Her son, author and speaker Gordon Zacks, served as the CEO of the company. He died on Feb. 1, 2014. Her other son, Barry Zacks, founded the Max & Erma's restaurant chain in 1972, before taking it public. He died in 1990.

==Philanthropy==
In 1968, Melton married industrialist and philanthropist Samuel M. Melton. Samuel Melton endowed the Melton Research Center at the Jewish Theological Seminary of America and the Melton Centre at the Hebrew University of Jerusalem, where Melton became an active partner in her husband’s philanthropic projects. [3] Melton was very passionate about creating a program of study to help adults attain Jewish Literacy.
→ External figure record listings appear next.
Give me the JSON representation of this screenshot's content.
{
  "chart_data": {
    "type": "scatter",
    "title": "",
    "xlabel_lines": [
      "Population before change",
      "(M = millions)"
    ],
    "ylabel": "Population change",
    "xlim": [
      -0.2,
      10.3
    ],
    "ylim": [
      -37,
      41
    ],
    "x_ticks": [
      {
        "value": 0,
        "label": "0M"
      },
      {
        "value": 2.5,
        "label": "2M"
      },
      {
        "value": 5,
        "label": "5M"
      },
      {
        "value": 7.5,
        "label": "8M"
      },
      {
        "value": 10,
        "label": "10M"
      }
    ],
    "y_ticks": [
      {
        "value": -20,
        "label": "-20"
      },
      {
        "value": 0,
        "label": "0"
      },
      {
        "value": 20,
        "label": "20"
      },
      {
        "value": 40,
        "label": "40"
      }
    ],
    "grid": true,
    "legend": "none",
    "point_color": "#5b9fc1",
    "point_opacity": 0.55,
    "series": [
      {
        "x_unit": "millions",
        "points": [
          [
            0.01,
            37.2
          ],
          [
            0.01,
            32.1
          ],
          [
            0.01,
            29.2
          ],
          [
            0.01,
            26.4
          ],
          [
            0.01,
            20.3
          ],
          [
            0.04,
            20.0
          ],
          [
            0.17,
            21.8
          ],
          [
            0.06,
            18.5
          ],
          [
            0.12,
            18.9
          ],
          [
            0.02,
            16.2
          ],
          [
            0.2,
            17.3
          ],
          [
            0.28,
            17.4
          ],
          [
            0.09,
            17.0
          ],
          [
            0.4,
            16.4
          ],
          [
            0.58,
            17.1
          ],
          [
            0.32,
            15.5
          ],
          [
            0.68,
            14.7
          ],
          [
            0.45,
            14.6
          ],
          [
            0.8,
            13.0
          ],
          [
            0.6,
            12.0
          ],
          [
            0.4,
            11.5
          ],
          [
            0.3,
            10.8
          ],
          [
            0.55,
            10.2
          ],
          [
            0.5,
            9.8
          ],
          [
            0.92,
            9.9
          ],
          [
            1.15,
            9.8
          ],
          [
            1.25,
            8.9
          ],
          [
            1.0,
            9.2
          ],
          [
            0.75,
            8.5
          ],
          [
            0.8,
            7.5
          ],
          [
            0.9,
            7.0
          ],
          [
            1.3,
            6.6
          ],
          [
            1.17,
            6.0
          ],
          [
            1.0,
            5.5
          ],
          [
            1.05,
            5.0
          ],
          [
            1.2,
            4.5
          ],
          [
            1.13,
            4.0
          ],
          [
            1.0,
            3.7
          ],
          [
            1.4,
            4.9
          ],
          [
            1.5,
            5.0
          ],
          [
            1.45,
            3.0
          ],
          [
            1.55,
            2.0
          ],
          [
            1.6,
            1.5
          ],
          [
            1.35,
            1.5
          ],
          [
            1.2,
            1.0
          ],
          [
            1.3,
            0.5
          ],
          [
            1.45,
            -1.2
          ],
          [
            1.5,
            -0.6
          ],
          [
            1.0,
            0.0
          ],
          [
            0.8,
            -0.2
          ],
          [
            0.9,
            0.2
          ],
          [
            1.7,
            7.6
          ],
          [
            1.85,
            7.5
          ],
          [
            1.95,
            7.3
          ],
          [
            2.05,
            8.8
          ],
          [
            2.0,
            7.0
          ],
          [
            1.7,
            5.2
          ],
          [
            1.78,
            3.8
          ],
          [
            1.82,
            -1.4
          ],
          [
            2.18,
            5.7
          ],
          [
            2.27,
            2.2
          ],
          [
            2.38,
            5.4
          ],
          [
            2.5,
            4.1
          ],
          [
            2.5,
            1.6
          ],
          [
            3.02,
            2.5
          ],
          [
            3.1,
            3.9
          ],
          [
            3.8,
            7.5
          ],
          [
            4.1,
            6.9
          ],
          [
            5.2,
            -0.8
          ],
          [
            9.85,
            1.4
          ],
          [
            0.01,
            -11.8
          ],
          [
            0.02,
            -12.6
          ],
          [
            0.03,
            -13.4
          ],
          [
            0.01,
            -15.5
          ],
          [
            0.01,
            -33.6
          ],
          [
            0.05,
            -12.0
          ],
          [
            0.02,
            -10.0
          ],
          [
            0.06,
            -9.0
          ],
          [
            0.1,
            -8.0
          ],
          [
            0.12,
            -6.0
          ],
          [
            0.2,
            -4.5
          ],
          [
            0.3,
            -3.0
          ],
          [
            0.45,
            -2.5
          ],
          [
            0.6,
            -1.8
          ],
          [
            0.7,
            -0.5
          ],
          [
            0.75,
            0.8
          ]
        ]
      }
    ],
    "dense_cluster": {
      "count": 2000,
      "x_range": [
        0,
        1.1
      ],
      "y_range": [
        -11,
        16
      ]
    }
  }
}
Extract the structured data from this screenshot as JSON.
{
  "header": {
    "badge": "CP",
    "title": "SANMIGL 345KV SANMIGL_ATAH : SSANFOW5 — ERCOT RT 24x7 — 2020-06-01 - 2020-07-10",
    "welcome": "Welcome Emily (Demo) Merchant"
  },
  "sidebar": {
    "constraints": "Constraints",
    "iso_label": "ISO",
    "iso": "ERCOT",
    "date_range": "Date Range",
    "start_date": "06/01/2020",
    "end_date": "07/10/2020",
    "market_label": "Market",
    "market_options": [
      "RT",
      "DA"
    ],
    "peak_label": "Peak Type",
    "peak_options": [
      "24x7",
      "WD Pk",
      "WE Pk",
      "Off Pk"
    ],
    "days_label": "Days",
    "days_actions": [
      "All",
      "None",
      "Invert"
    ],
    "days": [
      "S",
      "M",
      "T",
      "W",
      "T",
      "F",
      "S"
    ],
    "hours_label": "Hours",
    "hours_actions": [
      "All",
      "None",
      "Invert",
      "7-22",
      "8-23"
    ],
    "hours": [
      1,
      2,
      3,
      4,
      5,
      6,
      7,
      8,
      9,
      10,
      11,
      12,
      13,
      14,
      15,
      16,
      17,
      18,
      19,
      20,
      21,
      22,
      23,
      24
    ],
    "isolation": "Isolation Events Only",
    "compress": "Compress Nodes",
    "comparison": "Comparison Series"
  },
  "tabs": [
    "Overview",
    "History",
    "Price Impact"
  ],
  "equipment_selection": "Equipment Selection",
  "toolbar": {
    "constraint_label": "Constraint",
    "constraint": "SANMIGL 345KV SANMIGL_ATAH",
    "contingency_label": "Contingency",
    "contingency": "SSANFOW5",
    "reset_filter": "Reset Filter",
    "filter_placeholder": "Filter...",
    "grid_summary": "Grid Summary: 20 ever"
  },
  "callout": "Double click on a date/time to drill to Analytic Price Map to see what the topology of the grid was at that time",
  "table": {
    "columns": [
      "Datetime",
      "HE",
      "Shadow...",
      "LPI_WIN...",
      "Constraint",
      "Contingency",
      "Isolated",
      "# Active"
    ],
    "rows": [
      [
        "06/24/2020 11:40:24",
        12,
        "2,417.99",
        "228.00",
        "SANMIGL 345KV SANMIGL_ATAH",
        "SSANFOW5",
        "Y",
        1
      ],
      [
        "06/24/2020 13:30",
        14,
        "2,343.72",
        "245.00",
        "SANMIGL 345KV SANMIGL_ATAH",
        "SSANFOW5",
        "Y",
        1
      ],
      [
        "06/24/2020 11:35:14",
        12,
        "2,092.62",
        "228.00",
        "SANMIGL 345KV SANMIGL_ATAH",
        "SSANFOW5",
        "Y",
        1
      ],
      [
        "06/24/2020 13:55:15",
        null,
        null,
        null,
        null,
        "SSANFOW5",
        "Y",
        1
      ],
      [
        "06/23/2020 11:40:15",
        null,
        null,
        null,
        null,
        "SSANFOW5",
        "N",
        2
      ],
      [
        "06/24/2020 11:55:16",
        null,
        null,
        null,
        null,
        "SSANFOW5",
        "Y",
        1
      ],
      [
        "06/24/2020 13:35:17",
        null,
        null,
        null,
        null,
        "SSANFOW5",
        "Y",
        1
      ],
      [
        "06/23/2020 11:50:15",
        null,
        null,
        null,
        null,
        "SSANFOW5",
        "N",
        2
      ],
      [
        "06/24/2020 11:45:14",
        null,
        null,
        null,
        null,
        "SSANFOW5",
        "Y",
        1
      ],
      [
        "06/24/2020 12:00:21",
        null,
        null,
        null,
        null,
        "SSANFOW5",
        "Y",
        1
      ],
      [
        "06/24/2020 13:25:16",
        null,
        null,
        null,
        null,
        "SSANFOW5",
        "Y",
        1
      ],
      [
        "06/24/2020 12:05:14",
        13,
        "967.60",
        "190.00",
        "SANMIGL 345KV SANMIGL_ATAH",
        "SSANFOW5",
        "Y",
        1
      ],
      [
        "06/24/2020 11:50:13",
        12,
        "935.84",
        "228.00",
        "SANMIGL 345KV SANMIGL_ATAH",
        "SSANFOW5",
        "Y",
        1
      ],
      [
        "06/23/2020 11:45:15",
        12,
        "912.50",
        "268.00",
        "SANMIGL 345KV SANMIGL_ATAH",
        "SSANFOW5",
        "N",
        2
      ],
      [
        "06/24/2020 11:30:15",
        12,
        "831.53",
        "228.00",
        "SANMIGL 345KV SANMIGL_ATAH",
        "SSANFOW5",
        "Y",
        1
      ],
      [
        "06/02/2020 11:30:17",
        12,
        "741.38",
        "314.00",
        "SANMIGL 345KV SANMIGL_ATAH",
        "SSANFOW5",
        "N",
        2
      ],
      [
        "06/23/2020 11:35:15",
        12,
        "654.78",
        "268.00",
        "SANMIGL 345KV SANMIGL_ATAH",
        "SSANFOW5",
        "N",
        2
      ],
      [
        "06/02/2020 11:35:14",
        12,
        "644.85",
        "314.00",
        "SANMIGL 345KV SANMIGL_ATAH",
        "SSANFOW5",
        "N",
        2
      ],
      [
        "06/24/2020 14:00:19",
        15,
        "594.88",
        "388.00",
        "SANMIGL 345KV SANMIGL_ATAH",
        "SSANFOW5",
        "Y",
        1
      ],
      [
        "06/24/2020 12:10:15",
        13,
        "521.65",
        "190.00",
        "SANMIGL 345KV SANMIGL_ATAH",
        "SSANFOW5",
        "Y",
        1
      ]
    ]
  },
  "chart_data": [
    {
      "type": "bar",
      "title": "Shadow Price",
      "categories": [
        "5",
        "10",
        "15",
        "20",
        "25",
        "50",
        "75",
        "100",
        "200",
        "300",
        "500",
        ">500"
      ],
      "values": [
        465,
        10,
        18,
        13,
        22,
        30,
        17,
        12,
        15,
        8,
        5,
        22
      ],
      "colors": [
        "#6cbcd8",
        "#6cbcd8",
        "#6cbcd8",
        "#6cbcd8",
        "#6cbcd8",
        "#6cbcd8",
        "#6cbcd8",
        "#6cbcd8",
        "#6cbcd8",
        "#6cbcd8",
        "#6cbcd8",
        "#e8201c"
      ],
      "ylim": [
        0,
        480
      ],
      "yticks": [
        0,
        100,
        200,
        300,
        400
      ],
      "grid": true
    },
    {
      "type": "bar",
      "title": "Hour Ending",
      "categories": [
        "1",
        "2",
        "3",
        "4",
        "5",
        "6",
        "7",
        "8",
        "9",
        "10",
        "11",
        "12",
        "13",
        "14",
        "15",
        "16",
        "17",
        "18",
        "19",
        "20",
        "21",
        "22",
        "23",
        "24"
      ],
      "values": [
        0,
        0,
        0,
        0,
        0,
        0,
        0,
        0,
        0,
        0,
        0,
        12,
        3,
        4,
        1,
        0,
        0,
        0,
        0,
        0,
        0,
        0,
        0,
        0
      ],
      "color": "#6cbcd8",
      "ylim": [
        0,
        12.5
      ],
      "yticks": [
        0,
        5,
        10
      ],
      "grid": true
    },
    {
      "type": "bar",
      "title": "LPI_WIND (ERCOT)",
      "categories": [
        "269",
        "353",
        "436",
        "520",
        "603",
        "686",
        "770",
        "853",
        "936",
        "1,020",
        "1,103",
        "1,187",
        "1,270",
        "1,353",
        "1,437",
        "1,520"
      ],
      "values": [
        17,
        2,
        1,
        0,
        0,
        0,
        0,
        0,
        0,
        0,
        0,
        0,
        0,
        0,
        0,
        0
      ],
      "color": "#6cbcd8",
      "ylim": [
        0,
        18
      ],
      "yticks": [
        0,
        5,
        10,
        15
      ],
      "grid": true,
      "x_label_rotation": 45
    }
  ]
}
Many were very skeptical of the need for teaching adults about Jewish culture; there were concerns about the number of adults who would be interested, or would even want to take the subject of Jewish Study as serious as the program outlined. Together, they created the "Florence Melton Adult Mini-School," a two-year, non-denominational program which operates in over 70 North American communities, Australia and South Africa.

In the mid 1980s, Melton initiated the "Discovery" program, which attempts to connect youths to their ancestry, community, different denominations in Judaism, and to Israel. The program involves extensive field trips and culminates in a tour of Israel. Melton was a member of the Commission on Jewish Education in North America.

==Melton Schools==
Melton was the founder of the Florence Melton Adult Mini-School, a pluralistic adult learning program to enable adults to gain Jewish literacy through a broad and deep curriculum created by scholars and educators at Hebrew University in Jerusalem.